砂漠化および干ばつと闘う世界デー(6月17日)に寄せる
コフィー・アナン国連事務総長メッセージ
プレスリリース 06/035-J 2006年06月16日
砂漠化、すなわち乾燥、半乾燥、乾性半湿潤地域における土壌の生物生産力の喪失は、人類が直面する最大級の脅威です。砂漠化は世界的な問題となっており、100カ国以上に住む世界人口の5分の1が被害を受けています。しかも、その影響は極めて深刻です。砂漠化の原因のひとつである貧困が、砂漠化によってさらに深刻化するという悪循環を生んでいるからです。砂漠化は他の問題と相まって、貧困にあえぐ農村部から都市部への移住を余儀なくすることが多い一方で、これを受け入れる都市自体もしばしば、このような移住者に十分な住居や雇用を確保できる状況にはありません。私たちが行動を起こさず、このままの状況が続けば、サハラ以南の砂漠化地帯から北アフリカやヨーロッパへ流出する人々の数は、2020年までに6,000万人に達するおそれがあります。全世界で見れば、実に1億3,500万人が移住を強いられるかもしれないのです。
その一方で、砂漠それ自体を保護することも急務となっています。それは生命に欠かせない生態系だからです。砂漠はまた、伝説に残るメソポタミアの肥沃な三日月地帯からシルクロード周辺、さらにはラテンアメリカの乾燥生態系に至るまで、数千マイルの距離を隔てた世界最古の、かつ豊かな文化を誇る文明の宝庫ともなってきました。今年の世界デーのテーマ「砂漠の美-砂漠化という挑戦(The beauty of deserts -the challenge of desertification)」は、このかけがえのない、しかも壊れやすい遺産をたたえ、その保護の必要性に関心を引きつけるものです。
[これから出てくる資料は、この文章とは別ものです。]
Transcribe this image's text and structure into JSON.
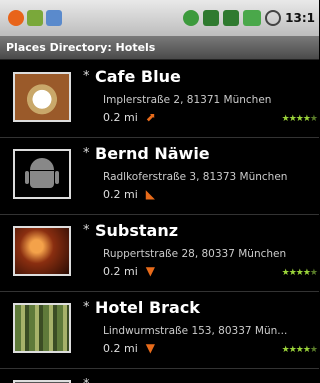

今年はまた、砂漠と砂漠化に関する国際年、そして国連砂漠化防止条約発効10周年にあたります。この条約は、貧困を根絶し、持続可能な開発とミレニアム開発目標を達成するための取り組みの中で、重要な役割を果たしています。今年の世界デーにあたり、砂漠化防止条約の実施を加速するとともに、土地劣化と砂漠化の防止を目指し、さらに協調的な取り組みを進めることを決意しようではありませんか。